When the movie musical experienced a mini-renaissance at the start of the last decade I doubt I was the only one to notice a disturbing trend. For some of these broadway adaptations it's as if appearing on the big screen required them to apologize for being musicals. Chicago couldn’t do a number without first cutting to a close up of Rene Zellweger’s retinas to assure everyone that all the strange singin' and dancin' was in her imagination. When Dreamgirls’ characters ventured offstage, as in “Steppin' to the Bad Side”, it's cut as if they’re hoping no one will notice it is the characters singing and is not just a song on the soundtrack.
Even when movies were unapologetic about being musicals, like Sweeney Todd, the movie's advertisements went to great lengths to conceal its Broadway roots. The tagline on the Sweeney’s poster should have been “Stephen who?”
During this time period, one of the movies that defied this trend was John Cameron Mitchell's Hedwig and the Angry Inch (2001). I remember working in a movie theater the day the poster arrived. No ticket buyers for this were going to be surprised when the characters burst into song.

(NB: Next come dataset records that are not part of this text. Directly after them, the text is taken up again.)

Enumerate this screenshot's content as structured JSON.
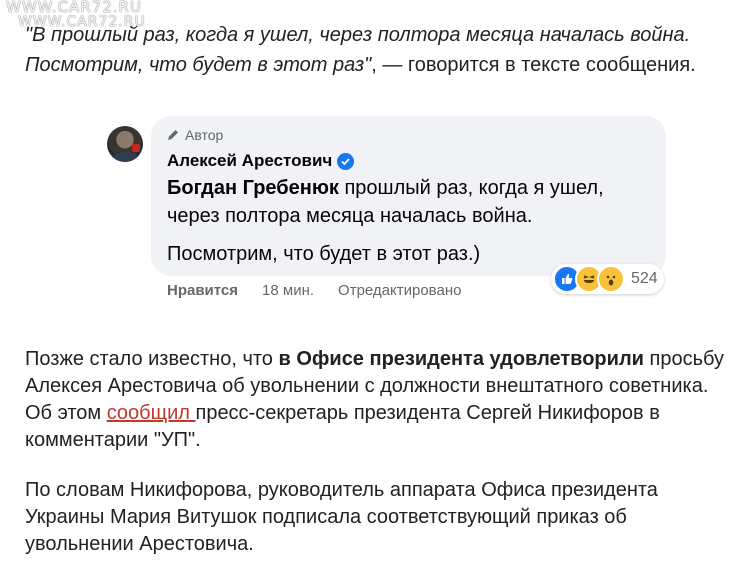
{
  "watermark": "WWW.CAR72.RU",
  "quote": {
    "line1": "\"В прошлый раз, когда я ушел, через полтора месяца началась война.",
    "line2_italic": "Посмотрим, что будет в этот раз\"",
    "line2_rest": ", — говорится в тексте сообщения."
  },
  "comment": {
    "author_tag": "Автор",
    "author_name": "Алексей Арестович",
    "mention": "Богдан Гребенюк",
    "text1": " прошлый раз, когда я ушел, через полтора месяца началась война.",
    "text2": "Посмотрим, что будет в этот раз.)",
    "reaction_count": "524",
    "like_label": "Нравится",
    "time": "18 мин.",
    "edited": "Отредактировано"
  },
  "para1": {
    "t1": "Позже стало известно, что ",
    "bold": "в Офисе президента удовлетворили",
    "t2": " просьбу Алексея Арестовича об увольнении с должности внештатного советника. Об этом ",
    "link": "сообщил ",
    "t3": "пресс-секретарь президента Сергей Никифоров в комментарии \"УП\"."
  },
  "para2": "По словам Никифорова, руководитель аппарата Офиса президента Украины Мария Витушок подписала соответствующий приказ об увольнении Арестовича.",
  "colors": {
    "link": "#c0392b",
    "bubble": "#f0f2f5",
    "verified": "#1877f2"
  },
  "icons": [
    "pen-icon",
    "verified-icon",
    "like-reaction-icon",
    "haha-reaction-icon",
    "wow-reaction-icon"
  ]
}
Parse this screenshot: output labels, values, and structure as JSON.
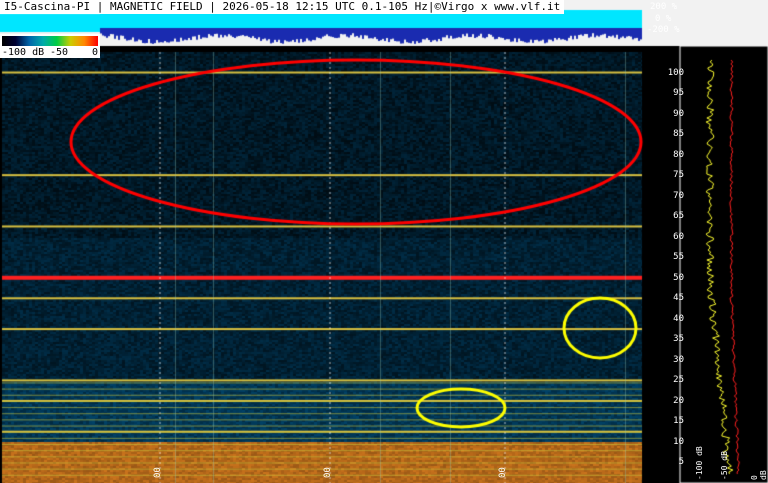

Hedwig embraced the rock musical. It wanted to squeeze every last drop of joy, pathos, wit, and fun out of it. Like Cabaret, it was logical to construct the story around a series of stage performances, but within that structure Mitchell stripped it down and decorated it like a punk teenager graffitiing his text books with Sharpie. The star/director throws in everything from split-screens to follow-the-bouncing-ball sing-alongs (with the occasional *ahem* car wash) but I think his most brilliant movie was to hire animator Emily Hubley to create a short film to accompany the song "The Origin of Love". With lesser material the addition of all these elements might seem like flash over substance, clutter for the sake of it, but the songwriting here is so strong that it can support grand gestures.
Hubley's scaled down, hand drawn animation is a perfect fit for Hedwig's cheap, trailer park punk aesthetic. A more polished animation style would have stuck out horribly. It's simplicity allows it to add a bit of dazzle and underline the substance of the piece all without distracting from what's really important, namely, the character of Hedwig and what this all means to her. When the song climaxes with Hedwig singing directly into the camera until the animation gradually takes over half the screen it's easy to miss how well this technique works because of how surprisingly moving it is.
I don't know exactly how else to praise Hubley's work except to say that it is just plain beautiful. Origin of Love is my favorite song from Hedwig (which places high in my favorites from musicals in general) and as strong as Mitchell's performance of it is, he was right to conclude it deserved something extra.